Peploe’s move to France in 1910 was a turning point. Over the previous five years, his annual visits had brought him into contact with the fauves and with the continuing reassessment of the emerging giant of modern art, Vincent van Gogh. Luxembourg Gardens reveals his surrender to the currents of the zeitgeist: to the raw expressionism of the fauves and to the vivid palette and technical accomplishment of Van Gogh. A simplified graphic version appeared in the avant-garde journal Rhythm identifying Peploe with the rhythmist group who perceived: ‘the essential forms, the essential harmonies of line and colour, the essential music of the world.’

  • Artist

    Samuel John Peploe

  • Date

    c. 1910

  • Medium

    oil on panel

  • Object number


  • Dimensions unframed

    35.5 × 28 cm

  • Dimensions framed

    51 × 44 cm

  • Place depicted

    Luxembourg Gardens (6452692)

  • Marks

    Signed bottom right

  • Subject



Samuel John Peploe RA, 1871-1935

Born in Edinburgh, the son of a banker, the young Samuel Peploe resisted a career in the law to spend four years attending art schools divided between the Royal Scottish Academy and the Académie Julian in Paris. Settling in Edinburgh in the early 1900s, Peploe established his reputation as a painter of still lives and innovative portraits influenced by the breakthrough early moderns, Édouard Manet and James McNeill Whistler.

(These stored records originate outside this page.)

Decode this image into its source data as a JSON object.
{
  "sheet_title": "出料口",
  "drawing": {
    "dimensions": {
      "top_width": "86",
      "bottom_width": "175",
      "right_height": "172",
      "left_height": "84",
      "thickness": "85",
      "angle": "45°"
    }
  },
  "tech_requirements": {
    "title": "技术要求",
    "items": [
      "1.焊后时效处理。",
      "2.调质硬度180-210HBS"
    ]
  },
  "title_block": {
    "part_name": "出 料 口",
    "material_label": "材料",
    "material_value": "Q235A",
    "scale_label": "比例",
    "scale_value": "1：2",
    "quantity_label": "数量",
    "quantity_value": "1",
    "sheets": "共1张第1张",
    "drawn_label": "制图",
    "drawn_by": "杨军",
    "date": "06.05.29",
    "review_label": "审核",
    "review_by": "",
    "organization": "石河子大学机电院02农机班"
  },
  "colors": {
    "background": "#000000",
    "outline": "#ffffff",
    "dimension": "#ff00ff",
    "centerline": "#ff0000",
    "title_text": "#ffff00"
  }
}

Meanwhile his love of France and friendship with J.D. Fergusson led to annual visits across the Channel. Peploe wrote admiringly of the French: ‘They always remind me of the Gaelic- so frank and open…They so enjoy life largely in an animal way.’ He spoke from experience as his long-term girlfriend and future wife, Margaret Mackay, was Gaelic, hailing from the Isle of Barra.

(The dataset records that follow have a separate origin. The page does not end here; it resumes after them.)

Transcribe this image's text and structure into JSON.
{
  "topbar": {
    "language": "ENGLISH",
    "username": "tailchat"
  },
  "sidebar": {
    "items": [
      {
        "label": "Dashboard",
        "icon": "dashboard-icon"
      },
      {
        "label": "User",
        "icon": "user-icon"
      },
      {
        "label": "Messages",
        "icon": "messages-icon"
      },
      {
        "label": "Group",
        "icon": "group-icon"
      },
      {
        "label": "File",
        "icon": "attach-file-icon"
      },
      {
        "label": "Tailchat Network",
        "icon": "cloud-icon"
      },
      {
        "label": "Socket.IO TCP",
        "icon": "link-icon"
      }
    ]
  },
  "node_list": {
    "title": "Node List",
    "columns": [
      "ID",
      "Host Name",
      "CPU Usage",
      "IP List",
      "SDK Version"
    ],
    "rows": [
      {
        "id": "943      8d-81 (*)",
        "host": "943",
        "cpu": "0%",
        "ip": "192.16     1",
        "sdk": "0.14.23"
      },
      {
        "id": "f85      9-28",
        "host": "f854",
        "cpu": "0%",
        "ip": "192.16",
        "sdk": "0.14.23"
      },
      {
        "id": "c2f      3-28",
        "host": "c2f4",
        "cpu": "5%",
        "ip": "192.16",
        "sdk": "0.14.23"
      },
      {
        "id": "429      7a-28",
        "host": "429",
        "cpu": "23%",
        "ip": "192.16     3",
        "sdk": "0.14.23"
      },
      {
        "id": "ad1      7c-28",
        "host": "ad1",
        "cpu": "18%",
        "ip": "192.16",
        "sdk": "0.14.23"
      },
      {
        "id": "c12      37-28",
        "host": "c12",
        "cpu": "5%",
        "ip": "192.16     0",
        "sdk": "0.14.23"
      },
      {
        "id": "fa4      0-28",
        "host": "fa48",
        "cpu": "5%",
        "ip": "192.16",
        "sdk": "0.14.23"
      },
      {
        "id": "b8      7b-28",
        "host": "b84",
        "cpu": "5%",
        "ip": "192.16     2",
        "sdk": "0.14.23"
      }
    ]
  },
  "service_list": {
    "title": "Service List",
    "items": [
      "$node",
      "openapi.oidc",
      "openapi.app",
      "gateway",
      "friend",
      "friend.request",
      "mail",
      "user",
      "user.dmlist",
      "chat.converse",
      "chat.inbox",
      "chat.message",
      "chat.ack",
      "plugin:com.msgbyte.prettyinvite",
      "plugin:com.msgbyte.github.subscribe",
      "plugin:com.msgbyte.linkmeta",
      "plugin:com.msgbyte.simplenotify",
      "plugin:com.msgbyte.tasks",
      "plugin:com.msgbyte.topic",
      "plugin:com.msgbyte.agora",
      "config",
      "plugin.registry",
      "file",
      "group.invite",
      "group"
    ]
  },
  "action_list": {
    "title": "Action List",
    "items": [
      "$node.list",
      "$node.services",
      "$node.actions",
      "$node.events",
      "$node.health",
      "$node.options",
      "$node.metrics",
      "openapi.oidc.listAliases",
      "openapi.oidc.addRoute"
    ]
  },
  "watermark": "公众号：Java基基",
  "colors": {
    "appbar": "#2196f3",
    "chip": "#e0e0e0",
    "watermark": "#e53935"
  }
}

The revolutionary Fauve painters who took Europe by storm in 1905 unlocked the reserved Scot’s wild side. Peploe’s move to Paris with his family in 1910 inspired a series radical ‘colourist’ paintings, which were deemed too difficult by his Edinburgh dealer, who promptly dropped him.

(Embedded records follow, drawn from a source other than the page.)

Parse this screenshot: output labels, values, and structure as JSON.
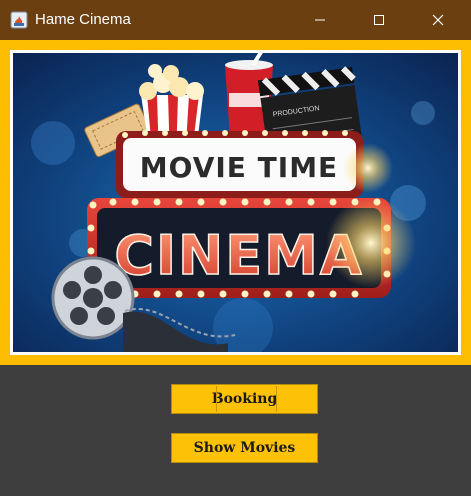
{
  "window": {
    "title": "Hame Cinema",
    "icon": "java-app-icon"
  },
  "poster": {
    "headline": "MOVIE TIME",
    "marquee": "CINEMA",
    "clapper_text": "PRODUCTION"
  },
  "buttons": {
    "booking": "Booking",
    "show_movies": "Show Movies"
  },
  "colors": {
    "titlebar": "#6b3f10",
    "frame": "#fcbd00",
    "button": "#fdc108",
    "background": "#3e3e3e"
  }
}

Unfit for military service, Peploe’s wartime paintings reveal the influence of Cézanne. The advent of peace saw his resurgence as a colourist establishing his reputation as a master of still lifes and interiors of theatrical stillness and beauty. Almost every year he visited Iona with Cadell producing seascapes which capture the unique clarity of Scottish light.

By the time of his death in 1935, aged 66, Peploe was hailed as ‘the real leader of the forward movement in Scotland.’